I’m from Uličské Krivé and I have six siblings. Each one of us was trained in some vocation. I was drawn to the craft of my maternal Grandmother and so I went to study fashion design in Svidnik to become a seamstress.
Where did you work before devoting yourself to handmade products?
I used to work in different companies, small and big. I made shoes, work uniforms, children’s clothing…
When did you realize you wanted to create this way?
It was shortly after I was 30 when I was diagnosed with a genetic heart condition. I underwent a surgery in Bratislava and then a long recovery. My health prevented me from working at the pace I had been used to. It took some time before I started creating my own products, but it turned out to be my hobby. What makes me even happier is the fact that I can actually bring joy to people who like my creations.
How did the idea of lavender pillows come to you? What are they good for? How long does it take to make one?

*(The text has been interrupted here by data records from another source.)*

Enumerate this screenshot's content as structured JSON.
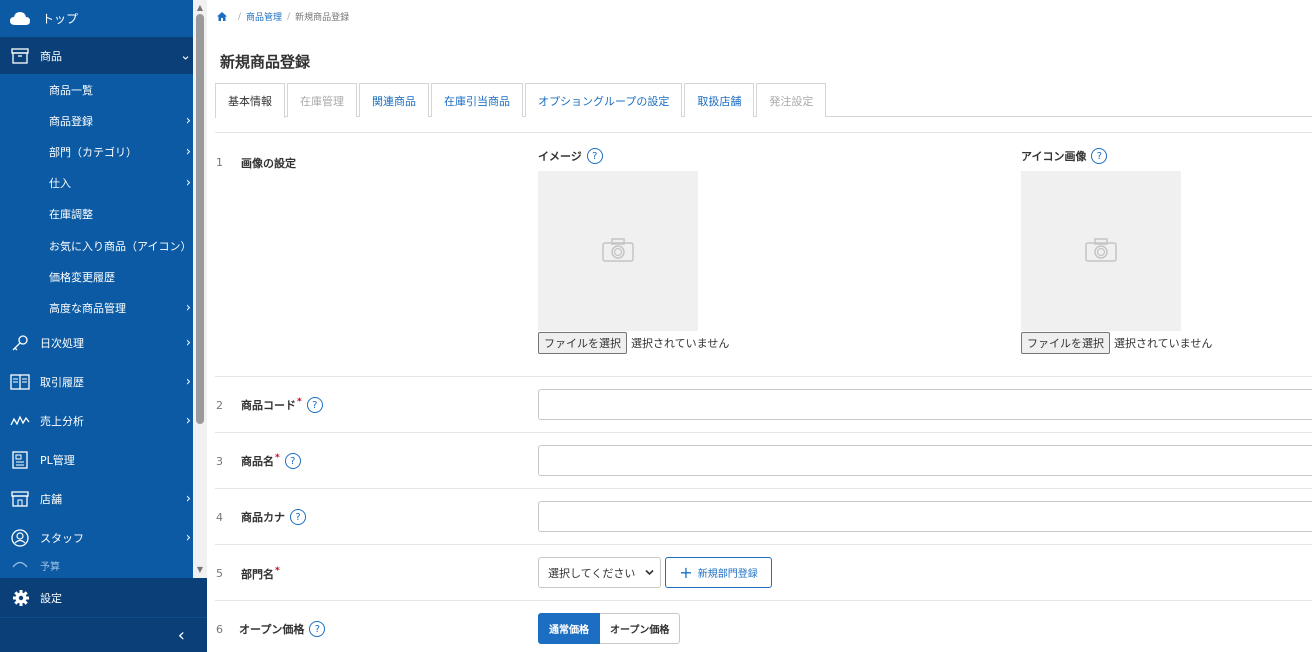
{
  "sidebar": {
    "top_label": "トップ",
    "product": {
      "label": "商品",
      "subitems": [
        {
          "label": "商品一覧",
          "has_arrow": false
        },
        {
          "label": "商品登録",
          "has_arrow": true
        },
        {
          "label": "部門（カテゴリ）",
          "has_arrow": true
        },
        {
          "label": "仕入",
          "has_arrow": true
        },
        {
          "label": "在庫調整",
          "has_arrow": false
        },
        {
          "label": "お気に入り商品（アイコン）",
          "has_arrow": false
        },
        {
          "label": "価格変更履歴",
          "has_arrow": false
        },
        {
          "label": "高度な商品管理",
          "has_arrow": true
        }
      ]
    },
    "main_items": [
      {
        "label": "日次処理",
        "icon": "key-icon"
      },
      {
        "label": "取引履歴",
        "icon": "ledger-icon"
      },
      {
        "label": "売上分析",
        "icon": "chart-line-icon"
      },
      {
        "label": "PL管理",
        "icon": "pl-doc-icon"
      },
      {
        "label": "店舗",
        "icon": "store-icon"
      },
      {
        "label": "スタッフ",
        "icon": "staff-icon"
      }
    ],
    "partial_item": "予算",
    "settings_label": "設定",
    "collapse_glyph": "‹"
  },
  "breadcrumb": {
    "items": [
      "商品管理",
      "新規商品登録"
    ]
  },
  "page": {
    "title": "新規商品登録"
  },
  "tabs": [
    {
      "label": "基本情報",
      "state": "active"
    },
    {
      "label": "在庫管理",
      "state": "disabled"
    },
    {
      "label": "関連商品",
      "state": "link"
    },
    {
      "label": "在庫引当商品",
      "state": "link"
    },
    {
      "label": "オプショングループの設定",
      "state": "link"
    },
    {
      "label": "取扱店舗",
      "state": "link"
    },
    {
      "label": "発注設定",
      "state": "disabled"
    }
  ],
  "form": {
    "image_row": {
      "num": "1",
      "label": "画像の設定",
      "image_label": "イメージ",
      "icon_label": "アイコン画像",
      "file_button": "ファイルを選択",
      "no_file": "選択されていません"
    },
    "product_code": {
      "num": "2",
      "label": "商品コード"
    },
    "product_name": {
      "num": "3",
      "label": "商品名"
    },
    "product_kana": {
      "num": "4",
      "label": "商品カナ"
    },
    "category": {
      "num": "5",
      "label": "部門名",
      "select_value": "選択してください",
      "new_button": "新規部門登録"
    },
    "open_price": {
      "num": "6",
      "label": "オープン価格",
      "option_on": "通常価格",
      "option_off": "オープン価格"
    },
    "help_glyph": "?",
    "required_mark": "*"
  },
  "colors": {
    "sidebar_bg": "#0b5aa3",
    "sidebar_active": "#0a3f78",
    "accent": "#1b6ec2",
    "required": "#d0021b"
  }
}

To be honest, I’m not really sure. I must have been inspired by a random picture somewhere and tried making one myself. Rather than pillows as such, I create decorative products that can also function as children’s toys. I add lavender into these as well. The first shape I tried was a heart, then a cat, a teddy, a snail… and then I slowly added to my repertoire. Lavender not only lets out a wonderful fragrance, but it also protects your home from moths and ants and has a calming effect. One has to rub the place where lavender is sewn in between their fingers to activate and release the scent. The length of making the lavender pillow depends on the product itself. The easiest and fastest to make are hearts. If, for example, a bride orders them as name tags for her wedding, it can take me up to a week to finish.
I know you also make something very special and very Rusyn. Could you tell us a bit more about what a “parta” is?

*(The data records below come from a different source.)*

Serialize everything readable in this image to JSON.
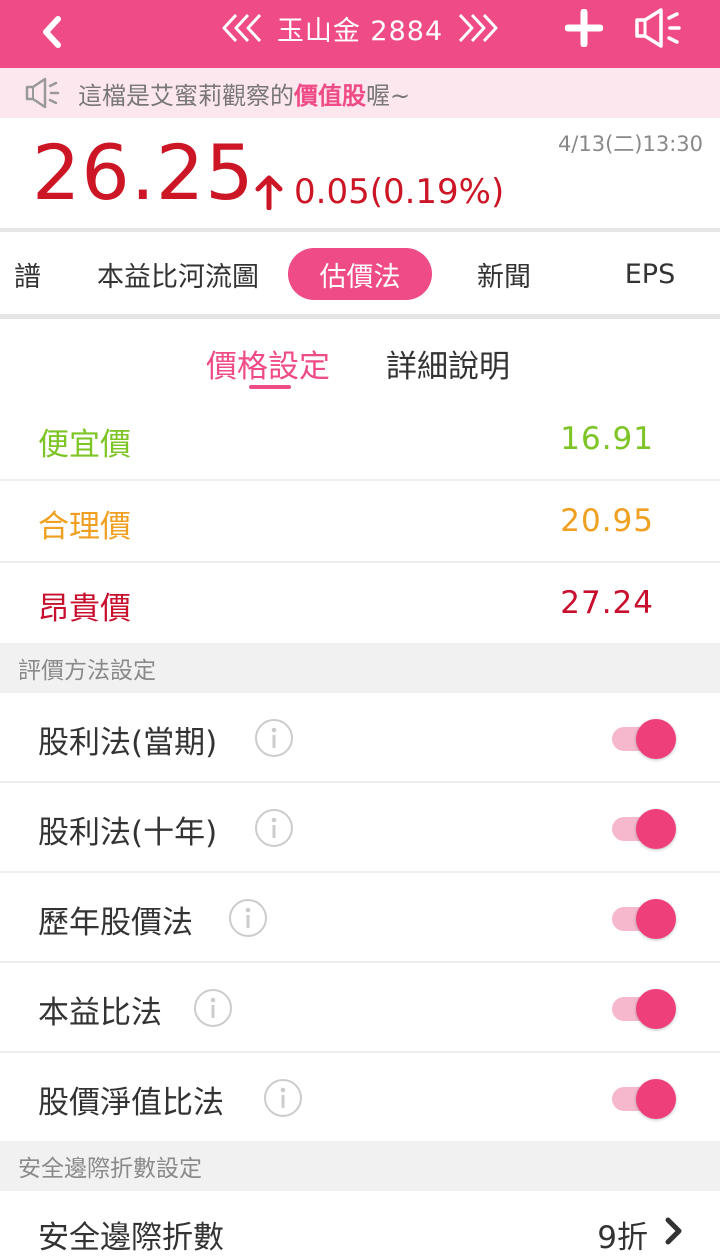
{
  "header": {
    "title": "玉山金 2884",
    "accent_color": "#ee4b87",
    "icons": [
      "back-icon",
      "prev-stock-icon",
      "next-stock-icon",
      "plus-icon",
      "speaker-icon"
    ]
  },
  "notice": {
    "text_before": "這檔是艾蜜莉觀察的",
    "highlight": "價值股",
    "text_after": "喔~"
  },
  "quote": {
    "price": "26.25",
    "change": "0.05(0.19%)",
    "timestamp": "4/13(二)13:30",
    "up_color": "#cc1525"
  },
  "tabs": [
    {
      "label": "譜",
      "active": false
    },
    {
      "label": "本益比河流圖",
      "active": false
    },
    {
      "label": "估價法",
      "active": true
    },
    {
      "label": "新聞",
      "active": false
    },
    {
      "label": "EPS",
      "active": false
    }
  ],
  "subtabs": [
    {
      "label": "價格設定",
      "active": true
    },
    {
      "label": "詳細說明",
      "active": false
    }
  ],
  "prices": [
    {
      "label": "便宜價",
      "value": "16.91",
      "color": "#7dc425"
    },
    {
      "label": "合理價",
      "value": "20.95",
      "color": "#f0a020"
    },
    {
      "label": "昂貴價",
      "value": "27.24",
      "color": "#c8102e"
    }
  ],
  "method_section_title": "評價方法設定",
  "methods": [
    {
      "label": "股利法(當期)",
      "enabled": true
    },
    {
      "label": "股利法(十年)",
      "enabled": true
    },
    {
      "label": "歷年股價法",
      "enabled": true
    },
    {
      "label": "本益比法",
      "enabled": true
    },
    {
      "label": "股價淨值比法",
      "enabled": true
    }
  ],
  "margin_section_title": "安全邊際折數設定",
  "margin": {
    "label": "安全邊際折數",
    "value": "9折"
  }
}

“Parta” is a headband, or a head piece, that was traditionally worn by young, unmarried girls. Slovakia is incredibly rich in its traditional dresses. Every village had their own “kroj” and their own “parta.” It was during the wedding ceremony that the “parta” was taken off the girl’s head and replaced by a bonnet covered with a head scarf. “Partas” were decorated with flowers, beads and ribbons. It could be said that my “partas” are the modern counterparts. They are basically flowered headbands, which do not have the same significance for a girl’s social status as before because even married women wear them as hair decorations these days. I also make “partas” for brides to use in a traditional wedding ceremony called “čepčenie” and these are decorated with folk-patterned ribbons to look like the real deal.

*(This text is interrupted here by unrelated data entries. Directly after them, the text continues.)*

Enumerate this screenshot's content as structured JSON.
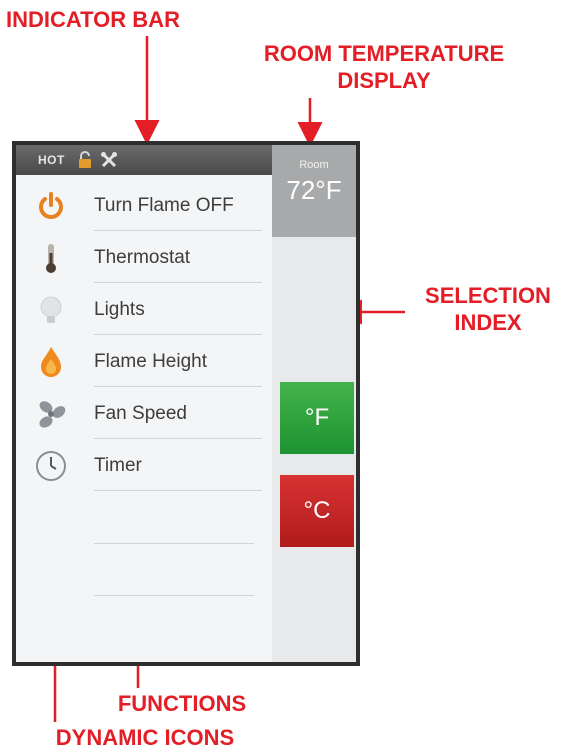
{
  "callouts": {
    "indicator_bar": "INDICATOR BAR",
    "room_temperature_line1": "ROOM TEMPERATURE",
    "room_temperature_line2": "DISPLAY",
    "selection_line1": "SELECTION",
    "selection_line2": "INDEX",
    "functions": "FUNCTIONS",
    "dynamic_icons": "DYNAMIC ICONS"
  },
  "indicator": {
    "status_text": "HOT",
    "icons": [
      "lock-icon",
      "tools-icon"
    ]
  },
  "menu": {
    "items": [
      {
        "icon": "power-icon",
        "label": "Turn Flame OFF"
      },
      {
        "icon": "thermometer-icon",
        "label": "Thermostat"
      },
      {
        "icon": "light-bulb-icon",
        "label": "Lights"
      },
      {
        "icon": "flame-icon",
        "label": "Flame Height"
      },
      {
        "icon": "fan-icon",
        "label": "Fan Speed"
      },
      {
        "icon": "clock-icon",
        "label": "Timer"
      }
    ]
  },
  "room": {
    "label": "Room",
    "temperature": "72°F"
  },
  "units": {
    "fahrenheit": "°F",
    "celsius": "°C"
  },
  "colors": {
    "callout": "#e41e26",
    "fahrenheit_button": "#2fa33d",
    "celsius_button": "#c62525",
    "room_box": "#a7a9ab",
    "power_icon": "#e8821e",
    "flame_icon": "#f08a1e"
  }
}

What achievements do you have behind you and what projects are ahead of you?
My greatest achievements are my two daughters and my grandson who make me really happy. I’m also very satisfied when people praise what I create for them. I would like to present my creations at handmade markets and events where I can teach children how to make them. I regularly participate in one wedding exhibition in Kosice where I can meet future brides who want my products as name tags or party favors for their weddings.
Do you think Rusyn women have a close relationship with folk art? If so, why?
When we look at the history, Rusyn people weren’t a rich nation. I mean, women didn’t use to buy clothes, but make them for themselves and their families. They sewed their dresses, embroidered shirts for their boyfriends and husbands, they made “partas”, bonnets and they weaved rugs… they were pure artists. Even now Rusyn women are talented enough, but not everyone can devote their time to creative work. Still, traditions must be preserved at any cost because if we forget who we are and where we are from, our nation will die out, it will disappear.